Speech is as good an identification method as a fingerprint. Nowadays, speaker recognition technology is widely used, and it has also caught the eye of con artists.
Associate Professor Tomi Kinnunen from the School of Computing has been studying voice biometrics for more than 15 years.
“Speech processing is a never-ending topic of research. Speech has been studied since the 1950s, and researchers have focused not only on what is being said, but also on who says it, in what language, where, in what kind of an environment and under which emotion,” Kinnunen explains.
Moreover, the speaker’s native language, accent, dialect, gender, style, melody, rhyme and word choices constitute part of what makes his or her speech individual. The shape of a person’s vocal cords and the dimensions of his or her lips and tongue affect the tone colour, which is the most abundant source of information.
In speaker recognition, recorded acoustic signals are divided into several short segments. For example, a sound sample lasting for one second can be divided into 100 segments, each providing 50 different numerical values.
“The sample is like a puzzle with 100 pieces. You can’t tell the individual pieces apart by ear; instead, a computer will calculate parameters to identify the speaker.”

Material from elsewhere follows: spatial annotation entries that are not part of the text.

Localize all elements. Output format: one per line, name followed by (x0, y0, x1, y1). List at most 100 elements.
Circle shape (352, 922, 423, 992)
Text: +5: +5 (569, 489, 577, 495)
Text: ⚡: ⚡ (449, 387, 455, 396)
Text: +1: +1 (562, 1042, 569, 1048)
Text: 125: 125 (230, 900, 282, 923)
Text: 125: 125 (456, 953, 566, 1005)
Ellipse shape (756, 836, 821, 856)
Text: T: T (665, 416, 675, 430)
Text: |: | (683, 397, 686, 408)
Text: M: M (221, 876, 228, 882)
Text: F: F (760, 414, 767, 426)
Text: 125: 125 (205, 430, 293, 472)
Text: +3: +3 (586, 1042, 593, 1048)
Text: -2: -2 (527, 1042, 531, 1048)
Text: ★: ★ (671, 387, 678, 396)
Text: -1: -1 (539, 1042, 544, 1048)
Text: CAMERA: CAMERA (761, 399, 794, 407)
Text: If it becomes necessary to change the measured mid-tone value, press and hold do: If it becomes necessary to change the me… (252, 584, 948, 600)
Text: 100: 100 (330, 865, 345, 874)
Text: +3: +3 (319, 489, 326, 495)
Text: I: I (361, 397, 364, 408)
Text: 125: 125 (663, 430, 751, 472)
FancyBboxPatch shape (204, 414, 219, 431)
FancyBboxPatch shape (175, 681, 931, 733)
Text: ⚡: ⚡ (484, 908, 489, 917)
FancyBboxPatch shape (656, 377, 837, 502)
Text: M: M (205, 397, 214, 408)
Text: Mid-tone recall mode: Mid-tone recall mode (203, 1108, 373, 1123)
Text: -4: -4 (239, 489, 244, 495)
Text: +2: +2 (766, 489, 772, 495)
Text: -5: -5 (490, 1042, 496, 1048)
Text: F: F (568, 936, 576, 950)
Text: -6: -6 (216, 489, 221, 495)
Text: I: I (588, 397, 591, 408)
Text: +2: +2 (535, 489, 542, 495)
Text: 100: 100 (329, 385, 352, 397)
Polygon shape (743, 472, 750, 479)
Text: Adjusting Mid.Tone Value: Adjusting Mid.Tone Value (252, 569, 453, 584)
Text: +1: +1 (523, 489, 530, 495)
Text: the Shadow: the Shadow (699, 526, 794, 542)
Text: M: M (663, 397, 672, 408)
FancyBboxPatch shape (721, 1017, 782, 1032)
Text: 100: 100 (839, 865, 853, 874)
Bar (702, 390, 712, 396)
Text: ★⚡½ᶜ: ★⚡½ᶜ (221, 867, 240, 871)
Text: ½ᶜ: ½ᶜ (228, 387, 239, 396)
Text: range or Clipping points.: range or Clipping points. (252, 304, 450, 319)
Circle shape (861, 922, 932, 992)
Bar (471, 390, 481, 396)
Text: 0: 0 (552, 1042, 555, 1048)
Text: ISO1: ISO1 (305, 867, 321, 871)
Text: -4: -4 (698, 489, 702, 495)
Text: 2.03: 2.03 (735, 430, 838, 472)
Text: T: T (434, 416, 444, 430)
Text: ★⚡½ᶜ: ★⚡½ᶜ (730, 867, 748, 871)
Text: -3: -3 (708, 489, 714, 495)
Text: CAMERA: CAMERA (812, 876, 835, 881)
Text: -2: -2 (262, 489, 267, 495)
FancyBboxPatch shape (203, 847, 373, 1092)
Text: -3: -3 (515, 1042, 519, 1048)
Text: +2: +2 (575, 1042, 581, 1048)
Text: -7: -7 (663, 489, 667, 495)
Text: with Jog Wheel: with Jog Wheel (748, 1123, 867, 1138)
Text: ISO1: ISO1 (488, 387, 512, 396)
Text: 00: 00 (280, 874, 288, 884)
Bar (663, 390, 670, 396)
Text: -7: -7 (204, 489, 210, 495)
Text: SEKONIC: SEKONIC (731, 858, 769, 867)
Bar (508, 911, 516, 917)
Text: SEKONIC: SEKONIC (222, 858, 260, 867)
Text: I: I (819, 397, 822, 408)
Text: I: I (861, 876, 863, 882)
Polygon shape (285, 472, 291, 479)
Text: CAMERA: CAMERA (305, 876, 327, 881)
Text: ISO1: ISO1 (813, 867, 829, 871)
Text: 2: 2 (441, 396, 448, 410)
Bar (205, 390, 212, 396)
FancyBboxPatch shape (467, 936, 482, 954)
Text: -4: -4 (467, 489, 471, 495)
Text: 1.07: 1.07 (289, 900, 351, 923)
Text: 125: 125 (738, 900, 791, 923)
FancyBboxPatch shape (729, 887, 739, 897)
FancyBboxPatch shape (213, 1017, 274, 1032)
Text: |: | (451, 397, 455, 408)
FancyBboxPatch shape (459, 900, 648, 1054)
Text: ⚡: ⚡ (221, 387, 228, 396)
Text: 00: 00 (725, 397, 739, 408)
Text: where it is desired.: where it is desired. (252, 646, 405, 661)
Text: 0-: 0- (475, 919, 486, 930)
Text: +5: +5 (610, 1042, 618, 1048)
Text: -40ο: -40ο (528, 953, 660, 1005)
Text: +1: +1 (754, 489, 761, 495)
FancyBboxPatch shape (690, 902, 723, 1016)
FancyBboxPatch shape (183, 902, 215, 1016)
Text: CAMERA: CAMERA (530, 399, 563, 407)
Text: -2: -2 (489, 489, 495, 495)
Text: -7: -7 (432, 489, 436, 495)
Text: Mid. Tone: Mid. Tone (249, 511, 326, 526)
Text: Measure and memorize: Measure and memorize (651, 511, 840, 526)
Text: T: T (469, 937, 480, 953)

It is Kinnunen’s goal and that of many other researchers to improve the standards of speaker recognition. International data for speaker recognition development is freely available, and research groups all over the world are analysing it by using their own methods.
“All findings will eventually be combined and that’s when we’ll see how many different approaches can be taken to the same data. This is open science at its best.”
Kinnunen’s research group participated in the recently concluded H2020-funded OCTAVE project, which studied biometric attacks and spoofing attacks. The latter are familiar from Hollywood films, where pre-recorded speech is used to trick speaker recognition systems.
“The OCTAVE project made significant advances in the field’s research. Being able to recognise the speaker on different devices is a classic problem.”
A microphone, phone voice compression, data transfer and acoustics – all of these make the speaker seem like a different person.
“However, speaker recognition technology is starting to be accurate enough for its introduction to new applications, such as electronic signatures requiring strong authentication, or teleconference speaker verification.”
In some fields such as criminal investigation, however, technology can never fully replace humans, but instead serves as a tool supporting decision-making.
“Automated speaker recognition is never 100% accurate, but merely gives the probability of the speaker being who he or she is supposed to be.”